Befragte man in der Vergangenheit die Aussteller an der Topsoft, so ergab sich ein zwiespältiges Ergebnis. Die eine Hälfte fand die Messe hervorragend, die anderen Aussteller zeigten sich eher enttäuscht. Was haben Sie getan, um diesen Graben zuzuschütten?

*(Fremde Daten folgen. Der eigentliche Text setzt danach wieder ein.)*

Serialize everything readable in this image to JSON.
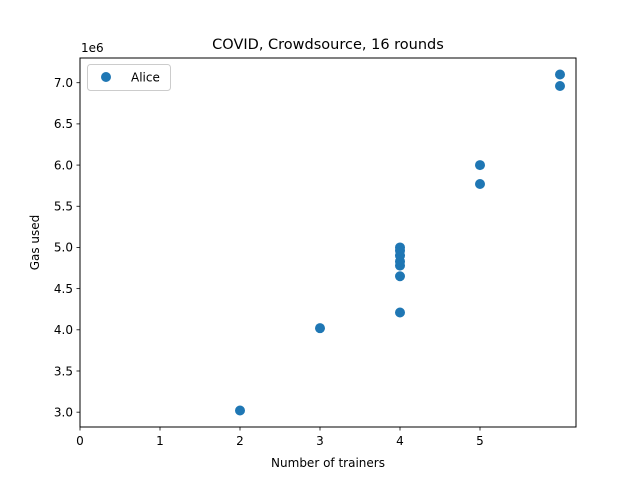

Das Thema Ausstellerzufriedenheit ist bei allen Messen ein Dauerbrenner. Wir sind in einem engen Dialog mit unseren Topsoft Ausstellern und hören bei ihren Anliegen genau hin. Ein wichtiger Punkt dabei ist die Individualisierung des Messeauftritts. Wir haben auf der Messe ganz verschiedene Anbieter: von den grossen internationalen Softwareherstellern bis zu kleinen, innovativen Startups. Für jede Kategorie steht nicht nur ein passendes Standmodell zur Verfügung, sondern mit dem topsoft Netzwerk auch eine Vielzahl an Marketing- und Kommunikationsmöglichkeiten in Print, Online und Social Media. Die Messe selber wiederum bietet verschiedene Live Events wie das Referateprogramm "Spotlight @Topsoft", die IT-Konkret-Bühne für Fallstudien oder den unterhaltsamen Slamming-Event. Anbieter können alle Gefässe für einen nachhaltigen, einzigartigen Auftritt nutzen. Voraussetzung dafür sind jedoch Marketing- und Kommunikationsmassnahmen, welche schon vor der Messe beginnen und im Idealfall auch danach noch Wirkung zeigen. Der Trend bei den letzten Messen zeigt ganz klar, dass immer mehr Aussteller während der Messe nicht passiv auf zufällige Leads hoffen, sondern sich bemühen, das Chancenpotential der Topsoft vor, während und nach der Messe voll auszuschöpfen. Als Organisatoren gehen wir dabei gerne auch auf individuelle Anliegen ein. Unser gemeinsames Ziel ist es, den Topsoft Besuchern ein nachhaltiges, wertvolles Messeerlebnis zu bieten.